The examples in this article have ranged across three “translanguaging spaces” in a contemporary street, a late medieval printed book, and a manuscript. They have offered further support for Lee’s suggestion, cited above, that “translanguaging turns a text into a meta-commentary on language and communication issues, as well as into a politicized and deterritorialized space that resides in the liminal” (2015: 443). The allusion to the Danse Macabre in an art installation in Luxembourg is an example of the creation of such a space, liminal and wordless, during a time of sociocultural crisis. The early printed Parisian Danse Macabre was equally rich in multilingual and visual complexity for its readers, pulling together old and new texts around images that could speak to many readers. Carbonell’s adaptation in Barcelona of the Danse Macabre reveals the unacknowledged presence of the Castilian poem and a willingness to move away from Latin as the language of authority. All three examples underline the multilingual context for which they were created. Finally, there may be no more extreme form of the liminal than the attempts to span the gap between the living and the dead through a common language built on poetry and images.
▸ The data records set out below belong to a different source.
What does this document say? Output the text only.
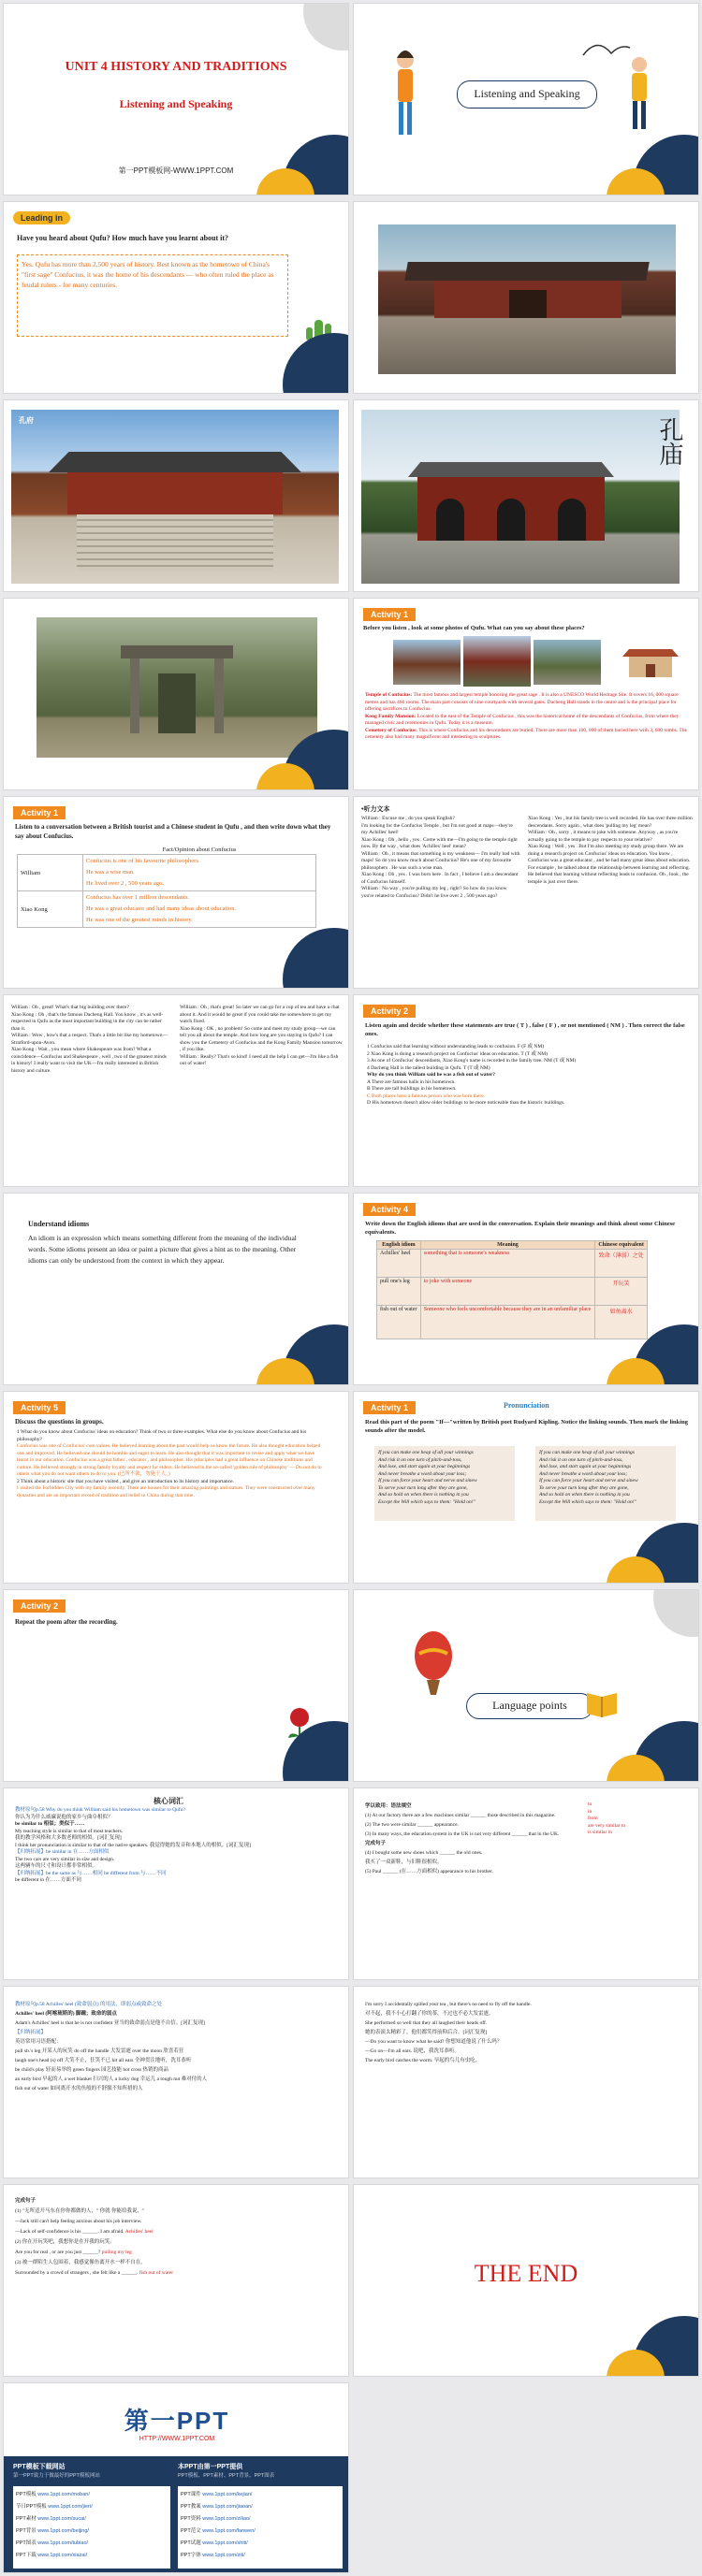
UNIT 4 HISTORY AND TRADITIONS
Listening and Speaking
第一PPT模板网-WWW.1PPT.COM
Listening and Speaking
Leading in
Have you heard about Qufu? How much have you learnt about it?
Yes. Qufu has more than 2,500 years of history. Best known as the hometown of China's "first sage" Confucius, it was the home of his descendants — who often ruled the place as feudal rulers - for many centuries.
孔府	孔庙
Activity 1
Before you listen , look at some photos of Qufu. What can you say about these places?
Temple of Confucius: The most famous and largest temple honoring the great sage . It is also a UNESCO World Heritage Site. It covers 16, 000 square metres and has 466 rooms. The main part consists of nine courtyards with several gates. Dacheng Hall stands in the centre and is the principal place for offering sacrifices to Confucius.
Kong Family Mansion: Located to the east of the Temple of Confucius , this was the historical home of the descendants of Confucius, from where they managed civic and ceremonies in Qufu. Today it is a museum.
Cemetery of Confucius: This is where Confucius and his descendants are buried. There are more than 100, 000 of them buried here with 3, 600 tombs. The cemetery also had many magnificent and interesting to sculptures.
Activity 1
Listen to a conversation between a British tourist and a Chinese student in Qufu , and then write down what they say about Confucius.
	Fact/Opinion about Confucius
William	Confucius is one of his favourite philosophers.
He was a wise man.
He lived over 2 , 500 years ago.

Xiao Kong	Confucius has over 1 million descendants.
He was a great educator and had many ideas about education.
He was one of the greatest minds in history.
•听力文本
William : Excuse me , do you speak English?
I'm looking for the Confucius Temple , but I'm not good at maps—they're my Achilles' heel!
Xiao Kong : Oh , hello , yes . Come with me—I'm going to the temple right now. By the way , what does 'Achilles' heel' mean?
William : Oh , it means that something is my weakness— I'm really bad with maps! So do you know much about Confucius? He's one of my favourite philosophers . He was such a wise man.
Xiao Kong : Oh , yes . I was born here . In fact , I believe I am a descendant of Confucius himself.
William : No way , you're pulling my leg , right? So how do you know you're related to Confucius? Didn't he live over 2 , 500 years ago?
Xiao Kong : Yes , but his family tree is well recorded. He has over three million descendants. Sorry again , what does 'pulling my leg' mean?
William : Oh , sorry , it means to joke with someone. Anyway , as you're actually going to the temple to pay respects to your relative?
Xiao Kong : Well , yes . But I'm also meeting my study group there. We are doing a research project on Confucius' ideas on education. You know , Confucius was a great educator , and he had many great ideas about education. For example , he talked about the relationship between learning and reflecting. He believed that learning without reflecting leads to confusion. Oh , look , the temple is just over there.
William : Oh , great! What's that big building over there?
Xiao Kong : Oh , that's the famous Dacheng Hall. You know , it's as well-respected in Qufu as the most important building in the city can be rather than it.
William : Wow , how's that a respect. That's a little bit like my hometown—Stratford-upon-Avon.
Xiao Kong : Wait , you mean where Shakespeare was from? What a coincidence—Confucius and Shakespeare , well , two of the greatest minds in history! I really want to visit the UK—I'm really interested in British history and culture.
William : Oh , that's great! So later we can go for a cup of tea and have a chat about it. And it would be great if you could take me somewhere to get my watch fixed.
Xiao Kong : OK , no problem! So come and meet my study group—we can tell you all about the temple. And how long are you staying in Qufu? I can show you the Cemetery of Confucius and the Kong Family Mansion tomorrow , if you like.
William : Really? That's so kind! I need all the help I can get—I'm like a fish out of water!
Activity 2
Listen again and decide whether these statements are true ( T ) , false ( F ) , or not mentioned ( NM ) . Then correct the false ones.
1 Confucius said that learning without understanding leads to confusion. F (F 或 NM)
2 Xiao Kong is doing a research project on Confucius' ideas on education. T (T 或 NM)
3 As one of Confucius' descendants, Xiao Kong's name is recorded in the family tree. NM (T 或 NM)
4 Dacheng Hall is the tallest building in Qufu. T (T 或 NM)
Why do you think William said he was a fish out of water?
A There are famous halls in his hometown.
B There are tall buildings in his hometown.
C Both places have a famous person who was born there.
D His hometown doesn't allow older buildings to be more noticeable than the historic buildings.
Understand idioms
An idiom is an expression which means something different from the meaning of the individual words. Some idioms present an idea or paint a picture that gives a hint as to the meaning. Other idioms can only be understood from the context in which they appear.
Activity 4
Write down the English idioms that are used in the conversation. Explain their meanings and think about some Chinese equivalents.
English idiom	Meaning	Chinese equivalent
Achilles' heel	something that is someone's weakness	致命（薄弱）之处
pull one's leg	to joke with someone	开玩笑
fish out of water	Someone who feels uncomfortable because they are in an unfamiliar place	如鱼离水
Activity 5
Discuss the questions in groups.
1 What do you know about Confucius' ideas on education? Think of two or three examples. What else do you know about Confucius and his philosophy?
Confucius was one of Confucius' core values. He believed learning about the past would help us know the future. He also thought education helped one and improved. He believed one should be humble and eager to learn. He also thought that it was important to revise and apply what we have learnt in our education. Confucius was a great father , educator , and philosopher. His principles had a great influence on Chinese traditions and culture. He believed strongly in strong family loyalty and respect for elders. He believed in the so-called 'golden rule of philosophy' — Do not do to others what you do not want others to do to you. (已所不欲，勿施于人。)
2 Think about a historic site that you have visited , and give an introduction to its history and importance.
I visited the Forbidden City with my family recently. There are houses for their amazing paintings and statues. They were constructed over many dynasties and are an important record of tradition and belief in China during that time.
Activity 1	Pronunciation
Read this part of the poem "If—"written by British poet Rudyard Kipling. Notice the linking sounds. Then mark the linking sounds after the model.
If you can make one heap of all your winnings
And risk it on one turn of pitch-and-toss,
And lose, and start again at your beginnings
And never breathe a word about your loss;
If you can force your heart and nerve and sinew
To serve your turn long after they are gone,
And so hold on when there is nothing in you
Except the Will which says to them: "Hold on!"
If you can make one heap of all your winnings
And risk it on one turn of pitch-and-toss,
And lose, and start again at your beginnings
And never breathe a word about your loss;
If you can force your heart and nerve and sinew
To serve your turn long after they are gone,
And so hold on when there is nothing in you
Except the Will which says to them: "Hold on!"
Activity 2
Repeat the poem after the recording.
Language points
核心词汇
教材原句p.58 Why do you think William said his hometown was similar to Qufu?
你认为为什么威廉说他的家乡与曲阜相似？
be similar to 相似；类似于……
My teaching style is similar to that of most teachers.
我的教学风格和大多数老师的相似。[词汇复现]
I think her pronunciation is similar to that of the native speakers. 我觉得她的发音和本地人的相似。[词汇复现]
【归纳拓展】be similar in 在……方面相似
The two cars are very similar in size and design.
这两辆车的尺寸和设计都非常相似。
【归纳拓展】be the same as 与……相同 be different from 与……不同
be different in 在……方面不同
学以致用：语法填空
(1) At our factory there are a few machines similar ______ those described in this magazine.
(2) The two were similar ______ appearance.
(3) In many ways, the education system in the UK is not very different ______ that in the UK.
完成句子
(4) I bought some new shoes which ______ the old ones.
我买了一双新鞋，与旧鞋很相似。
(5) Paul ______ (在……方面相似) appearance to his brother.
to
in
from
are very similar to
is similar in
教材原句p.58 Achilles' heel (致命弱点) 的用法，即弱点或致命之处
Achilles' heel (阿喀琉斯的) 脚踵；致命的弱点
Adam's Achilles' heel is that he is not confident 亚当的致命弱点是他不自信。[词汇复现]
【归纳拓展】
英语常用习语搭配：
pull sb.'s leg 开某人的玩笑 do off the handle 大发雷霆 over the moon 欣喜若狂
laugh one's head (s) off 大笑不止，狂笑不已 hit all ears 全神贯注地听，洗耳恭听
be child's play 轻而易举的 green fingers 园艺技能 hot cross 热销的商品
an early bird 早起的人 a wet blanket 扫兴的人 a lucky dog 幸运儿 a tough nut 难对付的人
fish out of water 如同离开水的鱼般的不舒服不知所措的人
I'm sorry I accidentally spilled your tea , but there's no need to fly off the handle.
对不起，我不小心打翻了你的茶，不过也不必大发雷霆。
She performed so well that they all laughed their heads off.
她的表演太精彩了，他们都笑得前仰后合。[词汇复现]
—Do you want to know what he said? 你想知道他说了什么吗？
—Go on—I'm all ears. 说吧，我洗耳恭听。
The early bird catches the worm. 早起的鸟儿有虫吃。
完成句子
(1) "无所适开马东在你你都做的人，" 你就 你能给我说，"
—Jack still can't help feeling anxious about his job interview.
—Lack of self-confidence is his ______. I am afraid. Achilles' heel
(2) 你在开玩笑吧，我想你是在开我的玩笑。
Are you for real , or are you just ______? pulling my leg
(3) 被一群陌生人包围着，我感觉像鱼离开水一样不自在。
Surrounded by a crowd of strangers , she felt like a ______. fish out of water	THE END
第一PPT
HTTP://WWW.1PPT.COM
PPT模板下载网站
第一PPT致力于做最好的PPT模板网站
本PPT由第一PPT提供
PPT模板、PPT素材、PPT背景、PPT图表
PPT模板 www.1ppt.com/moban/
节日PPT模板 www.1ppt.com/jieri/
PPT素材 www.1ppt.com/sucai/
PPT背景 www.1ppt.com/beijing/
PPT图表 www.1ppt.com/tubiao/
PPT下载 www.1ppt.com/xiazai/
PPT课件 www.1ppt.com/kejian/
PPT教案 www.1ppt.com/jiaoan/
PPT资料 www.1ppt.com/ziliao/
PPT范文 www.1ppt.com/fanwen/
PPT试题 www.1ppt.com/shiti/
PPT字体 www.1ppt.com/ziti/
In this respect as well, the Danse Macabre in its multiple translations and adaptations is a vehicle for translanguaging, a means of finding communication across great distances of time and space.


Many thanks to Julie Wagener for her generous exchanges about her work, and to Sophie Oosterwijk and Laurent Ungeheuer, as well as to two anonymous readers for their comments and suggestions.



The bibliography on the Danse Macabre is huge, and in addition to the recent studies listed in this article, it is also useful to consult Laurent Brun’s online bibliography: For an introduction to this tradition, see For simplicity, I give the title in its most commonly used form as Danse Macabre. The original title of the Parisian work of 1424–25 appears as Danse Macabré. John Lydgate translated it two years later as the dance of Machabree. One early manuscript identifies one of the author figures as Machabré docteur (Paris BNF fr. 14989, fol. 12) (Wijsman, 2021). The tradition gives the French language the adjective macabre and the masculine noun macchabée (a cadaver).


There are stained glass windows depicting the Dance of Death in Norwich, Bern (1516–19), and Lübeck (a modern rendering, 1956). My thanks to Sophie Oosterwijk for this information.


In the following example, I quote the published translations by Cannon (2016: 182) and the edition and translation of the Danse Macabre by Davidson and Oosterwijk (2021: 171–93, and 182–3).